Les lueurs de l'unisson sont les moments les plus frappants de Catalogue. Vers la fin de la pièce, les danseurs transpercent le calme haletant avec un clapet parfaitement synchronisé. En ce moment, la voix unique de Forsythe se manifeste par une résonance.

La prochaine étape est Épilogue, une série de solos et de duos sur une musique de piano néoclassique caractérisée par des changements de direction vertigineux, un large éventail d'expressions faciales (par exemple, sans vergogne, sérieux, ludique) et un jeu de jambes agile. Bien qu'il manque la cohésion de Catalogue, le public est frappé par la quantité considérable de matériel qui peut être produit dans le monde distinct que Forsythe a construit.

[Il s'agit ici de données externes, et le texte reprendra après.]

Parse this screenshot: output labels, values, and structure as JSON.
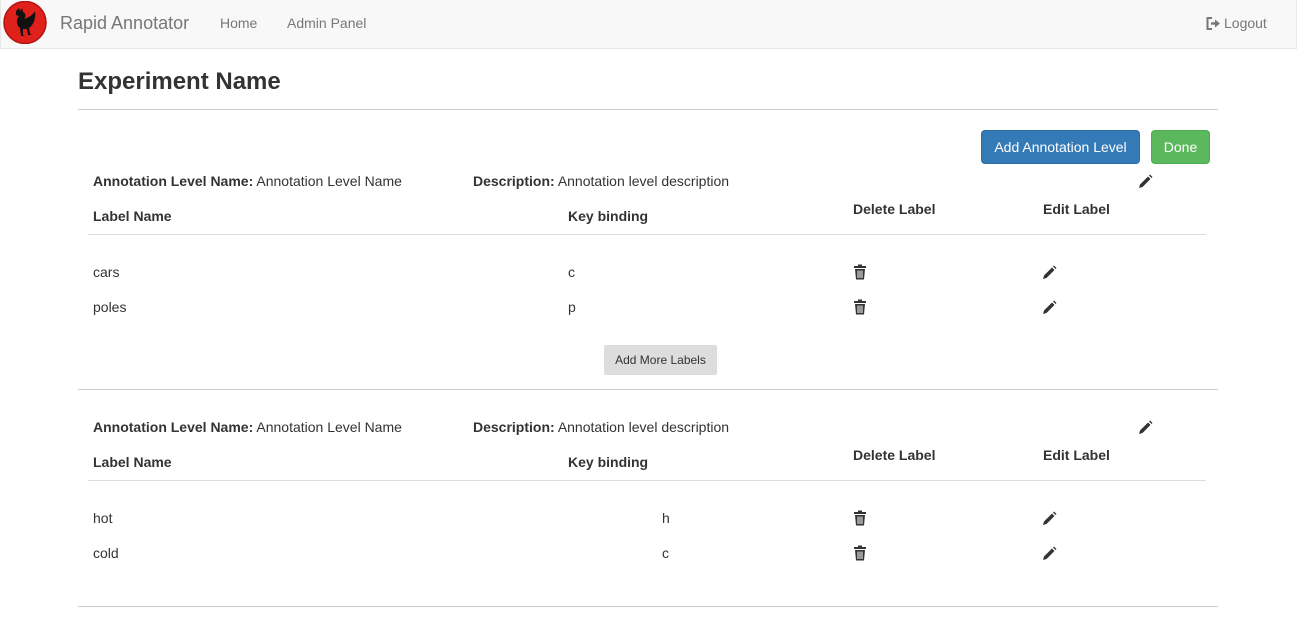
{
  "navbar": {
    "brand": "Rapid Annotator",
    "links": [
      "Home",
      "Admin Panel"
    ],
    "logout": "Logout"
  },
  "page": {
    "title": "Experiment Name",
    "add_level_button": "Add Annotation Level",
    "done_button": "Done",
    "add_more_labels_button": "Add More Labels"
  },
  "levels": [
    {
      "name_label": "Annotation Level Name:",
      "name": "Annotation Level Name",
      "desc_label": "Description:",
      "description": "Annotation level description",
      "headers": {
        "label": "Label Name",
        "key": "Key binding",
        "delete": "Delete Label",
        "edit": "Edit Label"
      },
      "rows": [
        {
          "label": "cars",
          "key": "c"
        },
        {
          "label": "poles",
          "key": "p"
        }
      ]
    },
    {
      "name_label": "Annotation Level Name:",
      "name": "Annotation Level Name",
      "desc_label": "Description:",
      "description": "Annotation level description",
      "headers": {
        "label": "Label Name",
        "key": "Key binding",
        "delete": "Delete Label",
        "edit": "Edit Label"
      },
      "rows": [
        {
          "label": "hot",
          "key": "h"
        },
        {
          "label": "cold",
          "key": "c"
        }
      ]
    }
  ],
  "icons": {
    "logo": "rooster-logo-icon",
    "logout": "logout-icon",
    "edit": "pencil-icon",
    "delete": "trash-icon"
  },
  "colors": {
    "primary": "#337ab7",
    "success": "#5cb85c",
    "logo_red": "#e0201b"
  }
}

Selon Forsythe, la dernière pièce du premier acte – Dialogue (DUO2015) – est en préparation depuis 20 ans, évoluant à mesure que de nouveaux danseurs entrent dans ses deux rôles. Cette version comprend Riley Watts, un danseur masculin basé à Portland, dans le Maine, avec la technique la plus parfaite imaginable, et Rauf ‘RubberLegz’ Yasit, l’icône Instagram contemporaine b-boy basée à Los Angeles. La pièce a un air de désinvolture que ses prédécesseurs n'ont pas. Beaucoup de schémas chorégraphiques de Catalogue (par exemple, chorégraphie conversationnelle, éclairs d'unisson) sont employés, mais dans un mode moins formel et plus humain qui fouette sans vergogne sur la scène, ne laissant aucun pouce de marley intact. Dialogue réalise l'humour à travers des expressions faciales et la juxtaposition de deux personnages opposés qui semblent néanmoins partager une connexion presque fraternelle. Malgré leurs différences, ils sont finalement sur la même longueur d'onde.

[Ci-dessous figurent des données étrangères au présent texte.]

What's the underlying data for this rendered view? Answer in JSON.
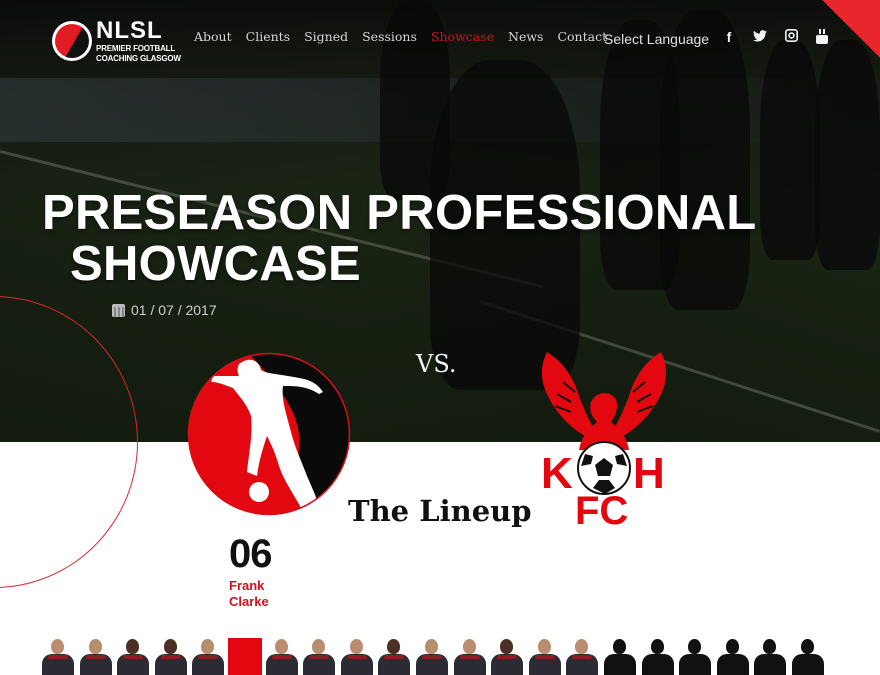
{
  "brand": {
    "name": "NLSL",
    "tagline_line1": "PREMIER FOOTBALL",
    "tagline_line2": "COACHING GLASGOW",
    "accent_color": "#d4121b"
  },
  "nav": {
    "items": [
      {
        "label": "About",
        "active": false
      },
      {
        "label": "Clients",
        "active": false
      },
      {
        "label": "Signed",
        "active": false
      },
      {
        "label": "Sessions",
        "active": false
      },
      {
        "label": "Showcase",
        "active": true
      },
      {
        "label": "News",
        "active": false
      },
      {
        "label": "Contact",
        "active": false
      }
    ],
    "language_label": "Select Language",
    "social": [
      {
        "icon": "facebook-icon",
        "glyph": "f"
      },
      {
        "icon": "twitter-icon",
        "glyph": "🐦"
      },
      {
        "icon": "instagram-icon",
        "glyph": "◘"
      },
      {
        "icon": "youtube-icon",
        "glyph": "▣"
      }
    ]
  },
  "event": {
    "title_line1": "PRESEASON PROFESSIONAL",
    "title_line2": "SHOWCASE",
    "date": "01 / 07 / 2017",
    "date_icon": "calendar-icon",
    "vs_label": "VS.",
    "home_team_logo": "nlsl-crest",
    "away_team_logo": "kh-fc-crest",
    "away_team_text_top_left": "K",
    "away_team_text_top_right": "H",
    "away_team_text_bottom": "FC"
  },
  "lineup": {
    "heading": "The Lineup",
    "featured_player": {
      "number": "06",
      "first_name": "Frank",
      "last_name": "Clarke"
    },
    "squad": [
      {
        "type": "photo"
      },
      {
        "type": "photo"
      },
      {
        "type": "photo-dark"
      },
      {
        "type": "photo-dark"
      },
      {
        "type": "photo"
      },
      {
        "type": "selected"
      },
      {
        "type": "photo"
      },
      {
        "type": "photo"
      },
      {
        "type": "photo"
      },
      {
        "type": "photo-dark"
      },
      {
        "type": "photo"
      },
      {
        "type": "photo"
      },
      {
        "type": "photo-dark"
      },
      {
        "type": "photo"
      },
      {
        "type": "photo"
      },
      {
        "type": "silhouette"
      },
      {
        "type": "silhouette"
      },
      {
        "type": "silhouette"
      },
      {
        "type": "silhouette"
      },
      {
        "type": "silhouette"
      },
      {
        "type": "silhouette"
      }
    ]
  }
}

Après l'entracte est une pièce plus longue, Dix-sept / vingt et un. Je dois admettre qu'après les ondulations de la première moitié du spectacle, la pièce s'est sentie relativement non reflétée et tirée. Dix-sept / vingt et un marque un changement d'humeur définitif dès le premier acte, colorant l'air avec les harmonies de puissants instruments à cordes. Des coupures rapides marquent la fin d'une section et le début de la suivante et, bien que la chorégraphie coïncide parfois directement avec la musique, elle est principalement indépendante des mélodies lumineuses et festives. Il n’est pas clair quelles sont les relations entre les danseurs et il est également difficile de savoir si Forsythe s’intéresse à ces relations abstruses au-delà de leur organisation spatiale. Le travail au sol de RubberLegz est à nouveau un moment fort et sert d'interruption bienvenue aux tropes classiques qui sont à l'avant-plan. L'ensemble de la distribution se réunit pour la première fois lors d'une finale vibrante et de courte durée qui se termine par un arc synchronisé.

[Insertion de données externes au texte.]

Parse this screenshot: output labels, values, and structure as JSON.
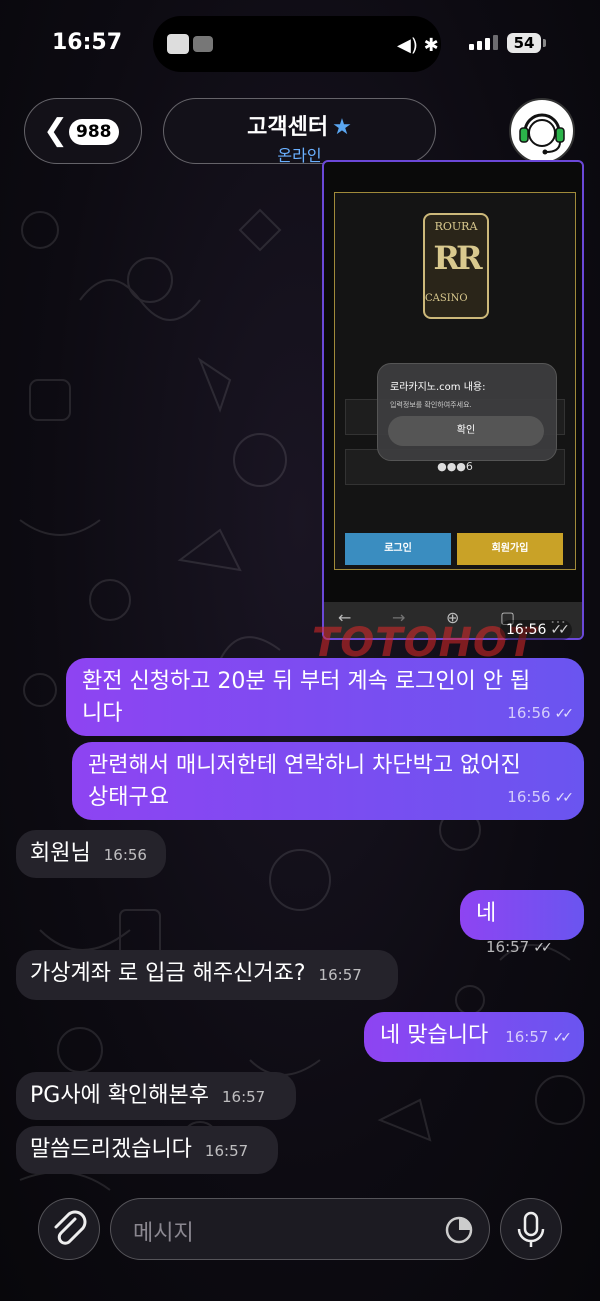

Avec des éléments à la fois humains et extraterrestres, à la fois classiques et avant-gardistes, Une soirée de danse tranquille défie le genre. Le travail de Forsythe est rafraîchissant par rapport à beaucoup de concerts contemporains pour une raison cruciale. Je vois souvent des spectacles de danse et je pense: «Je sais comment ils ont construit cette phrase» ou «Je sais de quel exercice d'improvisation cette section est née». Avec Forsythe, à la fois les danseurs et le grand public se demandent: «comment en est-il arrivé là?» La capacité de Forsythe à garder le public posant cette question est la raison sous-jacente de son succès sans relâche.

Par Charly Santagado de Dance Informa.